L'evento, organizzato dal Pd locale, vedrà un confronto tra esponenti parlamentari, rappresentanti sindacali ed esperti di diritto:
Simona Bonafè, vicecapogruppo PD alla Camera;
Marco Simiani, deputato PD;
Monica Pagni, segretaria generale CGIL Grosseto;
Luciano Giorgi, avvocato e già senatore della Repubblica.
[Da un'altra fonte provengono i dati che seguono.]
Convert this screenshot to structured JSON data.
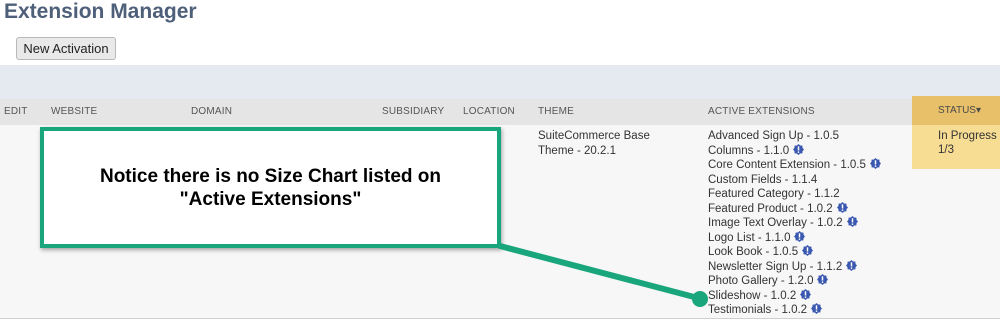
{
  "header": {
    "title": "Extension Manager",
    "new_activation_label": "New Activation"
  },
  "table": {
    "columns": [
      "EDIT",
      "WEBSITE",
      "DOMAIN",
      "SUBSIDIARY",
      "LOCATION",
      "THEME",
      "ACTIVE EXTENSIONS",
      "STATUS▾"
    ],
    "rows": [
      {
        "theme": "SuiteCommerce Base Theme - 20.2.1",
        "status": "In Progress 1/3",
        "extensions": [
          {
            "label": "Advanced Sign Up - 1.0.5",
            "icon": false
          },
          {
            "label": "Columns - 1.1.0",
            "icon": true
          },
          {
            "label": "Core Content Extension - 1.0.5",
            "icon": true
          },
          {
            "label": "Custom Fields - 1.1.4",
            "icon": false
          },
          {
            "label": "Featured Category - 1.1.2",
            "icon": false
          },
          {
            "label": "Featured Product - 1.0.2",
            "icon": true
          },
          {
            "label": "Image Text Overlay - 1.0.2",
            "icon": true
          },
          {
            "label": "Logo List - 1.1.0",
            "icon": true
          },
          {
            "label": "Look Book - 1.0.5",
            "icon": true
          },
          {
            "label": "Newsletter Sign Up - 1.1.2",
            "icon": true
          },
          {
            "label": "Photo Gallery - 1.2.0",
            "icon": true
          },
          {
            "label": "Slideshow - 1.0.2",
            "icon": true
          },
          {
            "label": "Testimonials - 1.0.2",
            "icon": true
          }
        ]
      }
    ]
  },
  "annotation": {
    "text_line1": "Notice there is no Size Chart listed on",
    "text_line2": "\"Active Extensions\""
  },
  "colors": {
    "title": "#4d5f79",
    "status_header": "#e8c06a",
    "status_cell": "#f7dc93",
    "callout_border": "#1aa67c",
    "info_icon": "#3a58b0"
  },
  "icons": {
    "extension_info": "info-badge-icon"
  }
}
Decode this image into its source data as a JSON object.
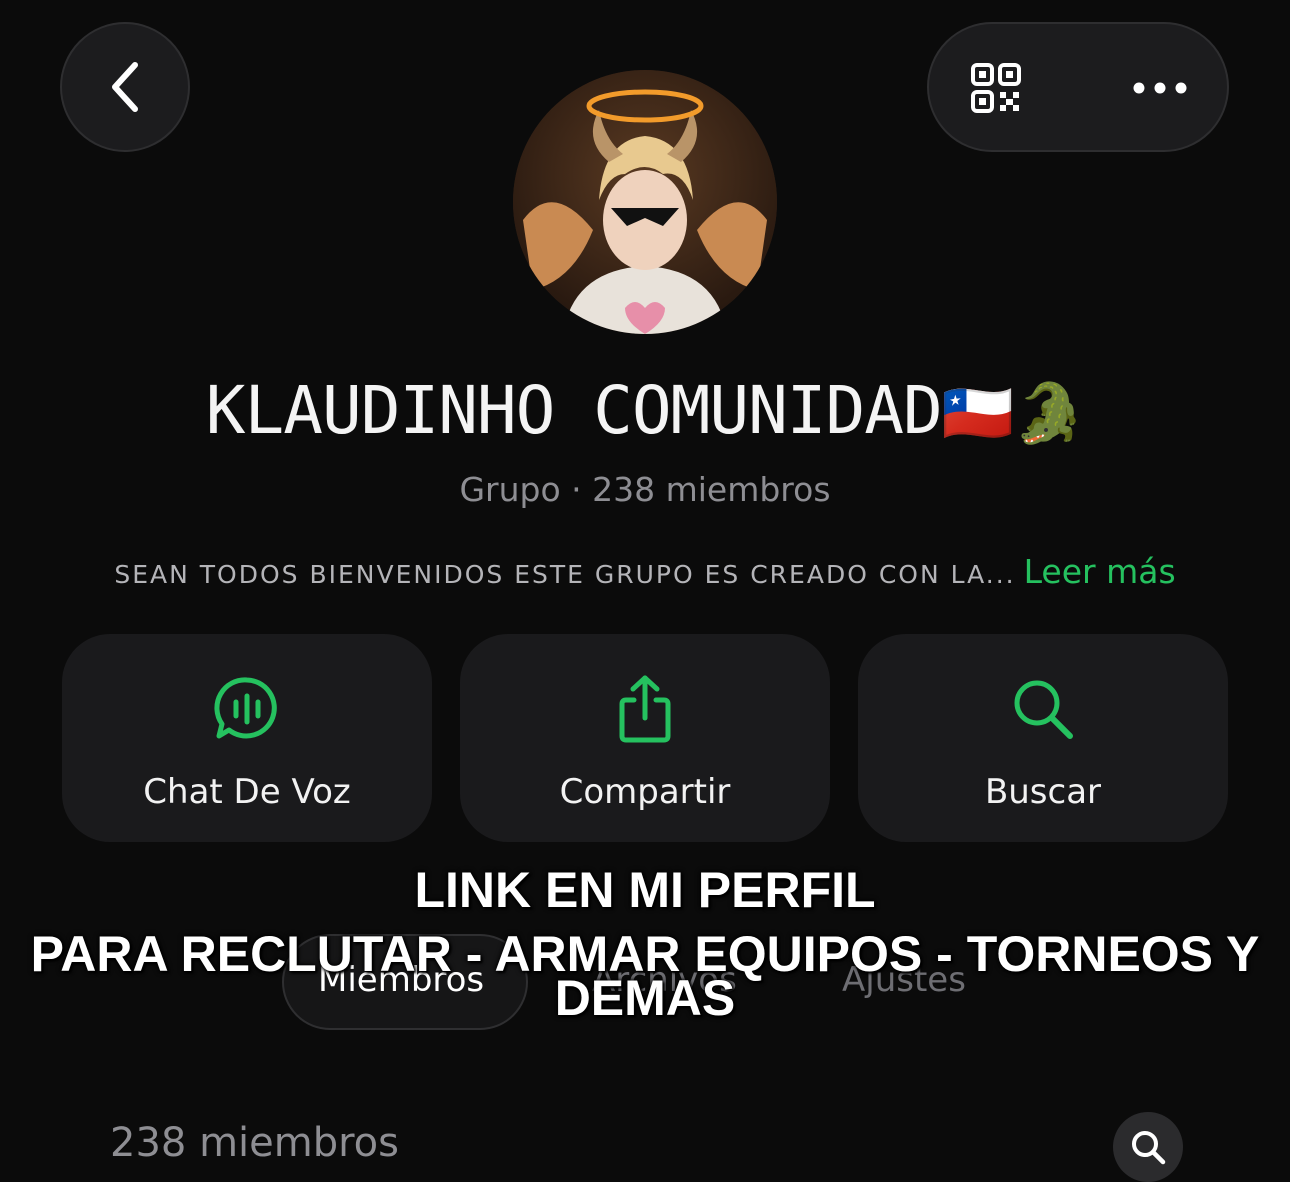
{
  "header": {
    "back_icon": "chevron-left-icon",
    "qr_icon": "qr-code-icon",
    "more_icon": "more-horizontal-icon"
  },
  "group": {
    "name": "KLAUDINHO COMUNIDAD",
    "name_emojis": "🇨🇱🐊",
    "subtitle": "Grupo · 238 miembros",
    "description": "SEAN TODOS BIENVENIDOS ESTE GRUPO ES CREADO CON LA...",
    "read_more": "Leer más"
  },
  "actions": [
    {
      "label": "Chat De Voz",
      "icon": "voice-chat-icon"
    },
    {
      "label": "Compartir",
      "icon": "share-icon"
    },
    {
      "label": "Buscar",
      "icon": "search-icon"
    }
  ],
  "tabs": [
    {
      "label": "Miembros",
      "selected": true
    },
    {
      "label": "Archivos",
      "selected": false
    },
    {
      "label": "Ajustes",
      "selected": false
    }
  ],
  "overlay": {
    "line1": "LINK EN MI PERFIL",
    "line2": "PARA RECLUTAR - ARMAR EQUIPOS - TORNEOS Y",
    "line3": "DEMAS"
  },
  "members": {
    "count_label": "238 miembros",
    "search_icon": "search-icon"
  },
  "colors": {
    "background": "#0b0b0b",
    "accent": "#25c15f",
    "card": "#1a1a1c",
    "muted_text": "#8e8e93"
  }
}
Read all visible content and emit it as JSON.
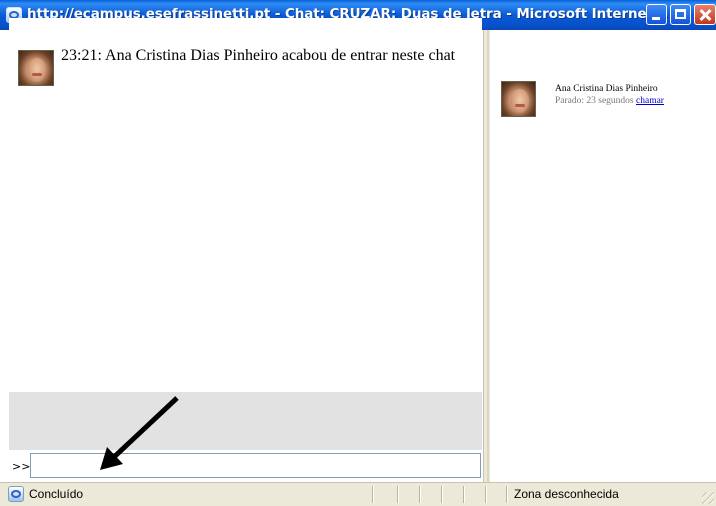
{
  "window": {
    "title": "http://ecampus.esefrassinetti.pt - Chat: CRUZAR: Duas de letra - Microsoft Internet...",
    "icon": "ie-page-icon",
    "controls": [
      "minimize-icon",
      "maximize-icon",
      "close-icon"
    ]
  },
  "chat": {
    "messages": [
      {
        "text": "23:21: Ana Cristina Dias Pinheiro acabou de entrar neste chat",
        "avatar": "user-photo"
      }
    ],
    "input": {
      "prompt": ">>",
      "value": "",
      "placeholder": ""
    }
  },
  "users": [
    {
      "name": "Ana Cristina Dias Pinheiro",
      "status_prefix": "Parado: 23 segundos",
      "action_label": "chamar"
    }
  ],
  "statusbar": {
    "text": "Concluído",
    "zone": "Zona desconhecida"
  },
  "colors": {
    "titlebar": "#0a5fd8",
    "link": "#0000cc",
    "input_strip": "#e2e2e2"
  }
}
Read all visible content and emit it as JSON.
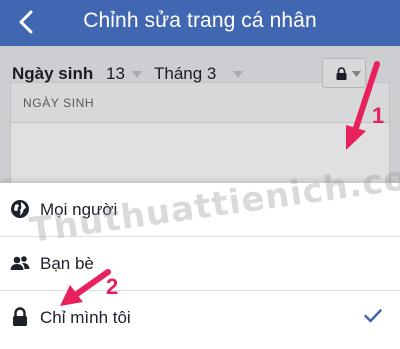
{
  "navbar": {
    "title": "Chỉnh sửa trang cá nhân"
  },
  "card": {
    "header": "NGÀY SINH",
    "dob_label": "Ngày sinh",
    "day": "13",
    "month": "Tháng 3"
  },
  "privacy_menu": {
    "items": [
      {
        "label": "Mọi người",
        "icon": "globe-icon"
      },
      {
        "label": "Bạn bè",
        "icon": "friends-icon"
      },
      {
        "label": "Chỉ mình tôi",
        "icon": "lock-icon",
        "selected": true
      }
    ]
  },
  "watermark": "Thuthuattienich.com",
  "annotations": {
    "step1": "1",
    "step2": "2"
  },
  "colors": {
    "navbar": "#4267b2",
    "arrow": "#e8205c",
    "check": "#4267b2"
  }
}
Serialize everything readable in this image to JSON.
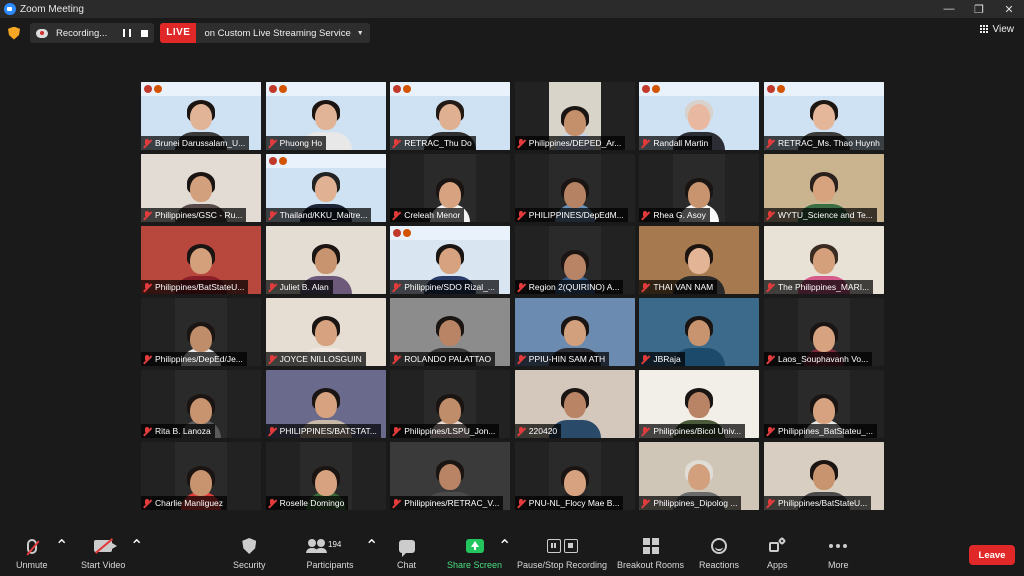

Secondo i Democratici, la riforma della magistratura non è pensata per l'efficienza dei processi, ma per un preciso disegno politico. L'accusa è che la separazione delle carriere miri a sottoporre la magistratura al controllo del Governo. «Con il pretesto di un’efficienza solo sulla carta, si indeboliscono i presidi di legalità - dicono dal Pd - Meno controlli significa più spazio per l’arbitrio e meno garanzie per i cittadini comuni, che rimarranno i soli a pagare il prezzo di una giustizia depotenziata. Questa riforma non serve al Paese, ma solo a una maggioranza che vuole governare senza troppo fastidio delle regole. Cambiare la Costituzione a colpi di slogan significa svuotare di senso il ruolo del Parlamento e della Magistratura».
Nel comunicato, il Pd solleva una polemica diretta contro la Presidente del Consiglio, accusandola di aver trasformato vicende giudiziarie e casi di cronaca (come quello recente della "famiglia nel bosco" citato dal Pd) in strumenti di propaganda elettorale per delegittimare i giudici. «Abbiamo assistito a una strumentalizzazione selvaggia – proseguono i dem – Persino quando il Presidente Mattarella è intervenuto per chiedere toni più moderati, la premier ha risposto commentando faziosamente casi giudiziari la sera stessa. È paradossale che il Governo gridi allo scandalo per l'applicazione di norme scritte o confermate spesso proprio dalla sua stessa maggioranza».
L'incontro di lunedì punterebbe a riportare il dibattito su un piano di serietà istituzionale, opponendosi a quella che il Pd definisce una "deriva autoritaria". L'appello del Pd alla cittadinanza quindi è chiaro: partecipare per difendere i pesi e i contrappesi della democrazia contro una riforma che, promettendo efficienza, consegnerebbe all'esecutivo poteri senza reali controlli.